The Russians are glad to have Depardieu and his millions. Ironically, the Russian tax rate (a flat 13%) is much lower than the French rate, and Russia is willing to provide a Galt-like sanctuary to the world’s huddled millionaires yearning to breathe free. Oh, the irony that the former “evil-empire” has now become a tax-haven for European wealthy elite! Maybe the Mayans were right, but chose the wrong omens.
The lesson here, as is evident throughout Europe and here in the US, is that higher taxation as a means of funding socialist programs is immoral and self-defeating. It’s immoral because it lays claim to the hard-work and success of others. Even if you want to make the argument that these people are just lucky (to which the proper response is that “the harder I work, the luckier I get”), what’s the moral argument for laying claim to 75% of a person’s earnings? Taxes are a necessary part of a civil society, but 75% is confiscatory politics at its worst. When you give other people (either bureaucrats or voters) the limitless power to confiscate other people’s property they will simply because they can, and because it’s a means for them to stay in power. If I can take what’s yours and give it to someone else in exchange for their political support, I can secure my own station in life by bleeding off yours, all in the name of “the people.”
Such high tax rates are also self-defeating.

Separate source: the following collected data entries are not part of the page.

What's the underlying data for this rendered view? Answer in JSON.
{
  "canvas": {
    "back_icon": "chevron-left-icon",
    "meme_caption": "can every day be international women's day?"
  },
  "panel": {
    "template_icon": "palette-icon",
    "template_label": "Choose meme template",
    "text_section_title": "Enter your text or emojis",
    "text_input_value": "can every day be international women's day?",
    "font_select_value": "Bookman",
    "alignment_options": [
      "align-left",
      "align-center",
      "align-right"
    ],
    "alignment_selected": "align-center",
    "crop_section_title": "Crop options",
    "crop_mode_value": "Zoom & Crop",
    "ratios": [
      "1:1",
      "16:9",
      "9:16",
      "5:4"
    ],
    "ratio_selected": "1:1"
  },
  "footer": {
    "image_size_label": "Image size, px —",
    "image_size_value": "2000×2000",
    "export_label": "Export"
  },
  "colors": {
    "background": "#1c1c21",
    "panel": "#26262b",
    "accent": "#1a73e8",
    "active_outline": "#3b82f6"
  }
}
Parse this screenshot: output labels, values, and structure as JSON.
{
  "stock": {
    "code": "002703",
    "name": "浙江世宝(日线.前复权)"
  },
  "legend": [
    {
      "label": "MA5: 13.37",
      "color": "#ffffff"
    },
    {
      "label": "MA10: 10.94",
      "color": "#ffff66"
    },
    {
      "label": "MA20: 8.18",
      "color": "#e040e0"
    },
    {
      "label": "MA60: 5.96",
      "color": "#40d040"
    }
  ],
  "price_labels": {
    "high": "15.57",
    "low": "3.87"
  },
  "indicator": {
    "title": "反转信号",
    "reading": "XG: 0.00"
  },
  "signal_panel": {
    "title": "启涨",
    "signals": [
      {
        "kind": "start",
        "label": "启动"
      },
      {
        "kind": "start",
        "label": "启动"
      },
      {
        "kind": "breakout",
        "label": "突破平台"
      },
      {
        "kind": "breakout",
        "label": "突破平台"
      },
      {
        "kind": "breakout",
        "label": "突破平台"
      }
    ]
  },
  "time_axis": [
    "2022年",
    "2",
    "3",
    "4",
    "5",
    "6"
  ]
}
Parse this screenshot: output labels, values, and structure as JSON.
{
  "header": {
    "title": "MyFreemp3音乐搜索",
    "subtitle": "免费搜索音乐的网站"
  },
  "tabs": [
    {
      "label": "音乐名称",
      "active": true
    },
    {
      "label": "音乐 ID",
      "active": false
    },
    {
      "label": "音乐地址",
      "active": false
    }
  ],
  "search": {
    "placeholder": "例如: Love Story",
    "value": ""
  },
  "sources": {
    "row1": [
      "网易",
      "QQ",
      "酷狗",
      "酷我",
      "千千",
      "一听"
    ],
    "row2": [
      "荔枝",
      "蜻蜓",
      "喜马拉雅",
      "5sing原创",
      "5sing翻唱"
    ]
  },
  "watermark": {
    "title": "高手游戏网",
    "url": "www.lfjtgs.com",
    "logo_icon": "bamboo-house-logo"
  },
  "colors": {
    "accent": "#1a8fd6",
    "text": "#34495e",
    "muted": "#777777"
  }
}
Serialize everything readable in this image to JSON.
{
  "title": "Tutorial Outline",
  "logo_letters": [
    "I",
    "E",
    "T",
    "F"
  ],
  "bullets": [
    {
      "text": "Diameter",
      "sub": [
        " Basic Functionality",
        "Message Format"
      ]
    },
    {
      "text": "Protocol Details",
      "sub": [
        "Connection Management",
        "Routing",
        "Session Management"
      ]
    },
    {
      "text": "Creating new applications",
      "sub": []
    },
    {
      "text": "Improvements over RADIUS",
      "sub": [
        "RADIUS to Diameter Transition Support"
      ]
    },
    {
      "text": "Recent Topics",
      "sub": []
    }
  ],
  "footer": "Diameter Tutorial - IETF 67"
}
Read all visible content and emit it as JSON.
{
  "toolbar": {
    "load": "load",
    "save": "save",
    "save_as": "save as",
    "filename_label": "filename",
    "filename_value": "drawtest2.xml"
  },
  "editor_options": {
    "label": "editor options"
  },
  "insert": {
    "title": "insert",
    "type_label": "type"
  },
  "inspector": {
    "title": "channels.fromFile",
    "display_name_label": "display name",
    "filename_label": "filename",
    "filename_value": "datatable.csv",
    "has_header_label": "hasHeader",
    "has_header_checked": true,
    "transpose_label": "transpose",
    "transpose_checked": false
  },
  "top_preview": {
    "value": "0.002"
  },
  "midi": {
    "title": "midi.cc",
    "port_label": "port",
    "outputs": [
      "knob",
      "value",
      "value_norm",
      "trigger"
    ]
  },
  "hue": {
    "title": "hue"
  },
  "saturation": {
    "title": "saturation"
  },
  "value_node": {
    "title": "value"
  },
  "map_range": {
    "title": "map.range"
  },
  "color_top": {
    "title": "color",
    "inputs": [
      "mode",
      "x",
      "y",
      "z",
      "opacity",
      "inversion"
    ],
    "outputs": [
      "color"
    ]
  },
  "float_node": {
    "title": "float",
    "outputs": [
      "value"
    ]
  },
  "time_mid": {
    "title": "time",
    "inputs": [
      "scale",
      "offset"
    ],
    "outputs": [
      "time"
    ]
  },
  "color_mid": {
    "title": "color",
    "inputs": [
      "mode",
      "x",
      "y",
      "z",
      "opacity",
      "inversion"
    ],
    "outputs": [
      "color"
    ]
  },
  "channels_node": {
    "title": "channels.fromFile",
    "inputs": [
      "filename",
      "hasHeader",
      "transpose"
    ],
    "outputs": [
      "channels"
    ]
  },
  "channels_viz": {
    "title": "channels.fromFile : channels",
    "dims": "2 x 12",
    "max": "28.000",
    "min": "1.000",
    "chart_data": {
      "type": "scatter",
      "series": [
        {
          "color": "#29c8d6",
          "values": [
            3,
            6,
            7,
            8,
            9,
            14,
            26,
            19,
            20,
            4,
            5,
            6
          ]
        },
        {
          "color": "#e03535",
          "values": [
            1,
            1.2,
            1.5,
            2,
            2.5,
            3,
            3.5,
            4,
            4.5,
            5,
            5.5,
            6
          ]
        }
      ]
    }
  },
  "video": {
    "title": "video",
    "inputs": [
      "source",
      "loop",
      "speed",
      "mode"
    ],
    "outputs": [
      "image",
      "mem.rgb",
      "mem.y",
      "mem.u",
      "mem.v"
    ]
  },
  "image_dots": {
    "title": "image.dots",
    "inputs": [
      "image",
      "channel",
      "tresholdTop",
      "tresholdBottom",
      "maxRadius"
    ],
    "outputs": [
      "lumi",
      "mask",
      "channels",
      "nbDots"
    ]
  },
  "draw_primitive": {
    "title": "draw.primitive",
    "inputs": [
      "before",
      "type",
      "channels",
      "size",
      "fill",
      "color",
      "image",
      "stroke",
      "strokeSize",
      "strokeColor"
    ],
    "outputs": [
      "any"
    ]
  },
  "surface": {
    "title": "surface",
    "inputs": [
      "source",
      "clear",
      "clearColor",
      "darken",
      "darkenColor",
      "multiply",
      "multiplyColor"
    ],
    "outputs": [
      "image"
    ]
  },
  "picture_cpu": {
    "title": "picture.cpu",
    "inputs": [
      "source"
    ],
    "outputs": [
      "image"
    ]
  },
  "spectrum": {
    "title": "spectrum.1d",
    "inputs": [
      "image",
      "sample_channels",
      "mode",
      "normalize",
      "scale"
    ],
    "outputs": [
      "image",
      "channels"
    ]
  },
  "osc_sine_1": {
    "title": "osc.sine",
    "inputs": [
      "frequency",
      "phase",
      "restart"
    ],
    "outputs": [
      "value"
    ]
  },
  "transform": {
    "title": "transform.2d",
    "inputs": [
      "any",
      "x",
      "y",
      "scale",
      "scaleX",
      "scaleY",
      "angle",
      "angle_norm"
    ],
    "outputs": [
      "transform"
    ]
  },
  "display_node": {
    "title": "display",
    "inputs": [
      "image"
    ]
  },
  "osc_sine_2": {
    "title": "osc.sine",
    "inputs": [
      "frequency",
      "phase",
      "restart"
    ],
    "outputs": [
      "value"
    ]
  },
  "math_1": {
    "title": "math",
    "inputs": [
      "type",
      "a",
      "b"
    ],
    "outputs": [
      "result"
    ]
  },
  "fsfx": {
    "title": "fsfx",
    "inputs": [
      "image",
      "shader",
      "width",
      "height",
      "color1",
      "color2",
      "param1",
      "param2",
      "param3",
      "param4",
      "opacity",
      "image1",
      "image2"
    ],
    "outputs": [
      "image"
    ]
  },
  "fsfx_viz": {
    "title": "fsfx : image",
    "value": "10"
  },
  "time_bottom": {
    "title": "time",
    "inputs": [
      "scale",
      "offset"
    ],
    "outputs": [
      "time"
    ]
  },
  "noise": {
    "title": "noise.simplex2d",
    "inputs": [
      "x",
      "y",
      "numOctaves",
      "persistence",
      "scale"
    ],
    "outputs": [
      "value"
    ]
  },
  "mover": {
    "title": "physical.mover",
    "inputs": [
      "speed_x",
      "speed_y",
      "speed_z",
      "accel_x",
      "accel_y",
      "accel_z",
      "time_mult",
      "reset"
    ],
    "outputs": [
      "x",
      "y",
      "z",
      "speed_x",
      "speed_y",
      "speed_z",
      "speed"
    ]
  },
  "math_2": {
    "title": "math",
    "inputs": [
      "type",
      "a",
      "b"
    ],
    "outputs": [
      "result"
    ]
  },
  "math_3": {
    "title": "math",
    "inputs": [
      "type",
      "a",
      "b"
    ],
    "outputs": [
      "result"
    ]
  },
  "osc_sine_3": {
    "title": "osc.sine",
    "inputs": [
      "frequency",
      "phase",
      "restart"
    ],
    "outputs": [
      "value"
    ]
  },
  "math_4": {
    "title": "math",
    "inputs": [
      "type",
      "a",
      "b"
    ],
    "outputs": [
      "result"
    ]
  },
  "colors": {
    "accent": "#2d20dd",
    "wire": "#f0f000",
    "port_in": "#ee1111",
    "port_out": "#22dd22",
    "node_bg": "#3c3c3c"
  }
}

Depardieu is just a highly visible example of what happens all over the world. The French government estimates it loses between 600-800 citizens each year due to high taxes. You can bet it’s the wealthy who leave. England had the same experience when it recently raised taxes on millionaires. Stateside, California and New York are both struggling to keep high-income residents from fleeing to greener pastures, like my home state of Texas (which boasts no income tax). In the end, the very life-blood of revenue that liberals depend on for social programs falls short because the very people who supply it – the wealthy – are demonized and abused. The only problem is that the that rich are a pretty enterprising and mobile group of people with a pesky habit of finding solutions. This is not at all like dependent, immobile, poor citizens who career bureaucrats find much easier to govern.
Margaret Thatcher warned that the problem with socialism is that you eventually run out of other people’s money. And that’s exactly what’s happened here. But whoever imagined that Mulligan’s Valley could be found in the former Soviet Union.